These unfamiliar names have added to the estimated US$15 trillion of euro-denominated bonds with negative yields. None of these bonds were issued with negative yields, but investor demand for anything that pays more than negative-pay sovereign bonds raised corporate bonds’ prices, resulting in effectively negative yields.

As of July 2019, 14 companies were trading with negative yields, with those bonds worth more than €3 billion ($4.3 billion). In all, about 2 % of European high-yield bonds carried negative yields.

In some cases, a respectable bond with a good yield is priced so high that its coupon generates a negative return. For example, Colorado-based packaging company Ball Corp. has a eurodenominated issue maturing in Dec. 2020 that traded at -0.2 % in July 2019. That yield beats the euro deposit rate of 0.7 % on a German government bond with the same maturity at the same time.

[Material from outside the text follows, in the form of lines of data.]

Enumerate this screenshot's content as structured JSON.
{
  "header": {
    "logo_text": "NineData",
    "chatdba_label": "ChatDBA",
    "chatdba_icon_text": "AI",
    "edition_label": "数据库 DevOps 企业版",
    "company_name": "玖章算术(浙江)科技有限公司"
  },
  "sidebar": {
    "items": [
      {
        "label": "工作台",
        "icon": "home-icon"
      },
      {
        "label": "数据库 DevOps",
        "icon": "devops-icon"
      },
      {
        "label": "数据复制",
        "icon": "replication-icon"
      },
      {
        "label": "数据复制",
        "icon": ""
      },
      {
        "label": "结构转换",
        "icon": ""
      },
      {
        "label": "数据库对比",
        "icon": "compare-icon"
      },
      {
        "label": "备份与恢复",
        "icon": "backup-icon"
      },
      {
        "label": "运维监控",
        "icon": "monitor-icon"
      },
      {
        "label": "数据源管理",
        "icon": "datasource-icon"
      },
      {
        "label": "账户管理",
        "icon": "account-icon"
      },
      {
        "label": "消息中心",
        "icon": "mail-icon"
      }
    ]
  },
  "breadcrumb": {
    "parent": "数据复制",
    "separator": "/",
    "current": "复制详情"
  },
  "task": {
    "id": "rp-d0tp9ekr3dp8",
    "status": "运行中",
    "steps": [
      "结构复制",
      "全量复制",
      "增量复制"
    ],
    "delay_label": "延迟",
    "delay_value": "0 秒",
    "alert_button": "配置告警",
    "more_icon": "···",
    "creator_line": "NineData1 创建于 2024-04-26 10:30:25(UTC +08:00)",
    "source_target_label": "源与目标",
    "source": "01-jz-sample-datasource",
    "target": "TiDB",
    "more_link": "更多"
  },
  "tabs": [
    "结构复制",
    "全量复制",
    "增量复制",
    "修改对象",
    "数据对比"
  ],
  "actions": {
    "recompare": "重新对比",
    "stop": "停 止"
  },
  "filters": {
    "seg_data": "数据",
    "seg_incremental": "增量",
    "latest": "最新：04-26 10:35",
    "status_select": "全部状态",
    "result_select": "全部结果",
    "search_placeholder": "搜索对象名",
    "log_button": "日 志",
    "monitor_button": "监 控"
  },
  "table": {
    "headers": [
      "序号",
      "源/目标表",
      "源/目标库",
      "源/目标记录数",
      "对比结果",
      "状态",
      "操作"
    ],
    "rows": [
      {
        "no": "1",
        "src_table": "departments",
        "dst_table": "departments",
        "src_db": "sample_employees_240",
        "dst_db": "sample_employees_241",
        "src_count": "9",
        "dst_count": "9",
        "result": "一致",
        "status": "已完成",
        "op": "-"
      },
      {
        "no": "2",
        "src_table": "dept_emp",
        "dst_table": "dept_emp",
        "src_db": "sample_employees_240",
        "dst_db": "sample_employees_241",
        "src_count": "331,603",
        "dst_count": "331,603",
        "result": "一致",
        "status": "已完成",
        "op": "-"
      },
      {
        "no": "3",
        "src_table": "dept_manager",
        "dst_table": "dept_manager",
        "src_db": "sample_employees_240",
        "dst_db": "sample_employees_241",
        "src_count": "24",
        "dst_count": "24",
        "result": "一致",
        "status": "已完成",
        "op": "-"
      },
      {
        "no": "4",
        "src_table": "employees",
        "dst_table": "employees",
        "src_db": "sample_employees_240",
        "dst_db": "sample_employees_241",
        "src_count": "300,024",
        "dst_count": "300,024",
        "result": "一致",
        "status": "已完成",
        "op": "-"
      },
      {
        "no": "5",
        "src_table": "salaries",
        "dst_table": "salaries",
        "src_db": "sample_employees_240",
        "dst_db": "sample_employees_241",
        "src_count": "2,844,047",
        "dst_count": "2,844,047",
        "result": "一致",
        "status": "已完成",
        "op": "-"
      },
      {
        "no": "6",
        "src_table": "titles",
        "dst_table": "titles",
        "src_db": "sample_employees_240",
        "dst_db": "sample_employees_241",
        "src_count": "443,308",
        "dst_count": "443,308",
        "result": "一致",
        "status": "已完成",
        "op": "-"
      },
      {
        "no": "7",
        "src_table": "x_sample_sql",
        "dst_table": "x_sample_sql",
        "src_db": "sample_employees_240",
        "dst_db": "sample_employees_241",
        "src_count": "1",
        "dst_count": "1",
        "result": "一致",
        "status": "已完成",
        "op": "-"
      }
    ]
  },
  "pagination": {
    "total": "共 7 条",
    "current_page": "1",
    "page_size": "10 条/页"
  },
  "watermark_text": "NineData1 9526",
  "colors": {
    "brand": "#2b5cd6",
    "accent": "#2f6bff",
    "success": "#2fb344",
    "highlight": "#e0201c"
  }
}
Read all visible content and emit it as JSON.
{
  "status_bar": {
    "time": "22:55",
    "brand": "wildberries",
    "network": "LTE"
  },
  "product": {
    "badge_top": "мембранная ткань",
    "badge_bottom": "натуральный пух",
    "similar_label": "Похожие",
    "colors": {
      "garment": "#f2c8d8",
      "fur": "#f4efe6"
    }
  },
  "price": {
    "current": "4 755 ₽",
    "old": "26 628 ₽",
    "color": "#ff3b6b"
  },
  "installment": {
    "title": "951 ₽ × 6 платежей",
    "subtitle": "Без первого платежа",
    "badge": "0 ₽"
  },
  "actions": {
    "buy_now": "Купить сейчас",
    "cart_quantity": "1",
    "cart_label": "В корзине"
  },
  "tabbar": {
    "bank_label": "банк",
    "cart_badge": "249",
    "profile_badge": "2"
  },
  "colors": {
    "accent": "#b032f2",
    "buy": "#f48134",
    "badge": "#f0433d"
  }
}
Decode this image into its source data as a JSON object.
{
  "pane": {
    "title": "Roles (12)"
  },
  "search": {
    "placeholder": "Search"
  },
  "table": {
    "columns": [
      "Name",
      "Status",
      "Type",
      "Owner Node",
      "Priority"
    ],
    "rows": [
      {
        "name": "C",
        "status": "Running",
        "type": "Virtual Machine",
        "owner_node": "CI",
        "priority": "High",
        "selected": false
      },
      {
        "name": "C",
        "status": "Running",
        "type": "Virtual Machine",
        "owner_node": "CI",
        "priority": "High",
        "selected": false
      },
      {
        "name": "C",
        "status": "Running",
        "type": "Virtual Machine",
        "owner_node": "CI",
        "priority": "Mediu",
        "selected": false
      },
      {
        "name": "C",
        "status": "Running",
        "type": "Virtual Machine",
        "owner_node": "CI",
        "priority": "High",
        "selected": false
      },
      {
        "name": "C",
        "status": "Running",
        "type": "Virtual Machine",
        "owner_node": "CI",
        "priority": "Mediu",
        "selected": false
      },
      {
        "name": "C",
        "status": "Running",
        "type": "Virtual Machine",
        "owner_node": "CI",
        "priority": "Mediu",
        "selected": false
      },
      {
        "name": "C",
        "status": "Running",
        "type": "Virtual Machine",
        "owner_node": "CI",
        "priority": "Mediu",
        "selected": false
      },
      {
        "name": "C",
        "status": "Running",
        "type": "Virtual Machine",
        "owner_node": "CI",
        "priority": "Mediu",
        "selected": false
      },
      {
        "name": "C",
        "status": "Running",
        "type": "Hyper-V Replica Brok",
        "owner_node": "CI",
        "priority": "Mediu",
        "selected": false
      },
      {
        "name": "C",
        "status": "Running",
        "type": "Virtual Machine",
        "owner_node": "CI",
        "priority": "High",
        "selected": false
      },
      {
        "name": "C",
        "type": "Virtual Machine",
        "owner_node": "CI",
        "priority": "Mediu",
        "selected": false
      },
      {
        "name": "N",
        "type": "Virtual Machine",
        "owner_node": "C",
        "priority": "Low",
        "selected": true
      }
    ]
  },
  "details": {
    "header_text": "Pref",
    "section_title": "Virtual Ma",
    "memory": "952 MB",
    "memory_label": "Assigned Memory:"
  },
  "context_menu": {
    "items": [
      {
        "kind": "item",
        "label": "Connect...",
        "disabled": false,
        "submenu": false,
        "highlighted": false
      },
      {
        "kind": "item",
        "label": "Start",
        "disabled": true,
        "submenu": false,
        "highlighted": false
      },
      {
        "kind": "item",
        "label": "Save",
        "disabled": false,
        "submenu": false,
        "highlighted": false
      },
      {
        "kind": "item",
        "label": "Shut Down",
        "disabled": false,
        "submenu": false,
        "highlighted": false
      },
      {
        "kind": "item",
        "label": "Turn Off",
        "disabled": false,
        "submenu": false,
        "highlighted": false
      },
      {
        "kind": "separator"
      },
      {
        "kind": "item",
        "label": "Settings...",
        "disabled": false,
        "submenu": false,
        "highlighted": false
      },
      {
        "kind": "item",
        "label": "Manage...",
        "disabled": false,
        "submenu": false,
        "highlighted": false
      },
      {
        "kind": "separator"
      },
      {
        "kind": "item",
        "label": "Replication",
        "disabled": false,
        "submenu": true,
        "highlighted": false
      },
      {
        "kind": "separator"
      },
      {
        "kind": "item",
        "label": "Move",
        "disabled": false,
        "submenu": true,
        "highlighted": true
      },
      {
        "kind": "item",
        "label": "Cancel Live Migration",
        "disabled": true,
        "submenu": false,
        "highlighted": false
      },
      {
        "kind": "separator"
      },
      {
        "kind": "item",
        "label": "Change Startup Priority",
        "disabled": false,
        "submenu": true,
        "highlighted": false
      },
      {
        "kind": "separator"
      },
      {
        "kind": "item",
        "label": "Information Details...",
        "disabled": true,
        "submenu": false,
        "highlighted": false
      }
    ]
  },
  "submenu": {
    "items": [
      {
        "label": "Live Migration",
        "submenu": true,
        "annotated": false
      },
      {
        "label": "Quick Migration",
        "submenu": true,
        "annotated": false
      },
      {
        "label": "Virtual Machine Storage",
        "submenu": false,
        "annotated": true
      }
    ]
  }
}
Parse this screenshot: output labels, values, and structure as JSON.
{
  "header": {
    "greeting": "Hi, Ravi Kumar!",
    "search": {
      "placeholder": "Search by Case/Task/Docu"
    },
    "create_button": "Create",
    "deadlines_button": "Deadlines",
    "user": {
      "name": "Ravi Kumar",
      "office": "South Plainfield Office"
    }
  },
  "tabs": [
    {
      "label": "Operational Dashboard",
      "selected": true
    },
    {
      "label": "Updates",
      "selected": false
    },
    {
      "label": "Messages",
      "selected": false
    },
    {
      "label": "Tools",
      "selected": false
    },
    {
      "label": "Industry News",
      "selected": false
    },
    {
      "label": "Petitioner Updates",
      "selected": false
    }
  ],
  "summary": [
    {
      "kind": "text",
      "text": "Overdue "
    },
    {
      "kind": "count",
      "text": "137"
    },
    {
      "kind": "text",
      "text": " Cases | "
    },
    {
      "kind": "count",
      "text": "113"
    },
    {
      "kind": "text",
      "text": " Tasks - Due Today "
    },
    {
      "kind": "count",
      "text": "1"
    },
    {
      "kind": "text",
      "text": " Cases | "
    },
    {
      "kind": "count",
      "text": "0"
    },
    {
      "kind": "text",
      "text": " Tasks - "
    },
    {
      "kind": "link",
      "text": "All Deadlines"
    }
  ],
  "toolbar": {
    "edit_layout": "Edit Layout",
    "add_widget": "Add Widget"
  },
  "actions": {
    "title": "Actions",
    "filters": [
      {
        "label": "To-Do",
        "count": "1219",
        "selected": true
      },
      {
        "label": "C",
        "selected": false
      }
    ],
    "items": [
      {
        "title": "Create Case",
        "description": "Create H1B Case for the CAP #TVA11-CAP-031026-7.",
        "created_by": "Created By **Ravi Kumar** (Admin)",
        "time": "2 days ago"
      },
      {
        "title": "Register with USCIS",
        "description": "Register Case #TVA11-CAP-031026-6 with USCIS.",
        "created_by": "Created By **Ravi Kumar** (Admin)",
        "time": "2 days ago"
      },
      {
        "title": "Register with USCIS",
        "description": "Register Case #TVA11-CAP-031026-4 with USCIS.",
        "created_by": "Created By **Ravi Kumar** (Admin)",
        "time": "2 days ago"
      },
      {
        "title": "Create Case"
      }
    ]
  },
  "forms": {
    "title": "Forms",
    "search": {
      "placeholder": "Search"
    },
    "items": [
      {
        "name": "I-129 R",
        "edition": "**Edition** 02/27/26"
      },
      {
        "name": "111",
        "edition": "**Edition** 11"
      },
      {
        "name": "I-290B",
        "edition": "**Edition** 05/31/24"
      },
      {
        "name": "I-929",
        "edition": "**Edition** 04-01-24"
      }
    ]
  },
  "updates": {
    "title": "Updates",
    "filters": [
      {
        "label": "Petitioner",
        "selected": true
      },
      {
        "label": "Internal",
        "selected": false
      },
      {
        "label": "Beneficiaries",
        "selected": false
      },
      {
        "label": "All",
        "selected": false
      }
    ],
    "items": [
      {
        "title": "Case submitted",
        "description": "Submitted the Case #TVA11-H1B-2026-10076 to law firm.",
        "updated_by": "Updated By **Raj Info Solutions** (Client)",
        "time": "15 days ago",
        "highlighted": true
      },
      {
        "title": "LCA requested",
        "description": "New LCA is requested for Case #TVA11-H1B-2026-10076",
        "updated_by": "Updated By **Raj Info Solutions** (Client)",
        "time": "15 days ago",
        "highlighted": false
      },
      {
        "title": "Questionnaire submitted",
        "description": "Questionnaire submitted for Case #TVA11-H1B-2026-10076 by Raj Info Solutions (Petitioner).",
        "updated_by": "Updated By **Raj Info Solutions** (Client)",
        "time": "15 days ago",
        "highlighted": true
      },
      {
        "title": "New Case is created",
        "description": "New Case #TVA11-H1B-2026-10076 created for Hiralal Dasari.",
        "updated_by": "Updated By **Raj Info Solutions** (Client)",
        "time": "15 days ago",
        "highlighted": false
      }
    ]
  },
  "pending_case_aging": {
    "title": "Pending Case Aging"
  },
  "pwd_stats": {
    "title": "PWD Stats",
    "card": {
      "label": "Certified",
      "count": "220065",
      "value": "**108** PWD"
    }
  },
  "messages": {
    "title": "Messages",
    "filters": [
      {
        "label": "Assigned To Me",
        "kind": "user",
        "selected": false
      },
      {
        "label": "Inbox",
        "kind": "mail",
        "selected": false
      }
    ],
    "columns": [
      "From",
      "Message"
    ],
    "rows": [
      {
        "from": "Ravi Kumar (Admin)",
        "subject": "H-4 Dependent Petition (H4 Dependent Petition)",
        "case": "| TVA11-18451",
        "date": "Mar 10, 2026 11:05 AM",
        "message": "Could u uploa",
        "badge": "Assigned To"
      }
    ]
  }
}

Buying a negative-pay bond that will leave the holder with less than the issue price and then expose the holder to sizable default risk seems irrational. But there is a rationale. First, negative yields can be seen as storage costs. You buy a freezer and pay the power bill to store ice cream, so why not pay to store cash?

However, the freezer will not eat your ice cream, so this theory is not the whole story.

The more technical explanation is that duration — the weighted value of a bond’s cash return plus the return of the issue price, divided by the present interest rate — has been increasing for investment-grade bonds. The higher the duration, the higher the bond’s responsiveness to interest rate changes.

Since the end of 2018, the average investment-grade bond duration has climbed by 13 % to 8.02 years, thus increasing the risk of holding what may be regarded as bonds with a good pedigree, as noted in the Wall Street Journal on Jan 27.

For junk bonds, durations as well as terms have been dropping. That is compensation for the presumptive idiocy of buying negative-pay junk that can top a money-losing return with a potential collapse of capital value. The average speculative-grade bond duration has dropped by 24 % to three years over the past six months.

Moreover, a recent report from North Carolina-based Bank of America Corp. noted that the gap in yields between the bottom level of investment-grade and the top level of investment-grade is narrow by historical standards and even less when adjusted for changes in duration.

In spite of what may appear to be a freak show of bonds that pay little and carry hefty default risk, junk has been profitable.

To illustrate: BlackRock European High Yield Bond Fund generated a 9.72 % total return for the 12 months ended Jan. 31, 2020 — 44 basis points ahead of its benchmark.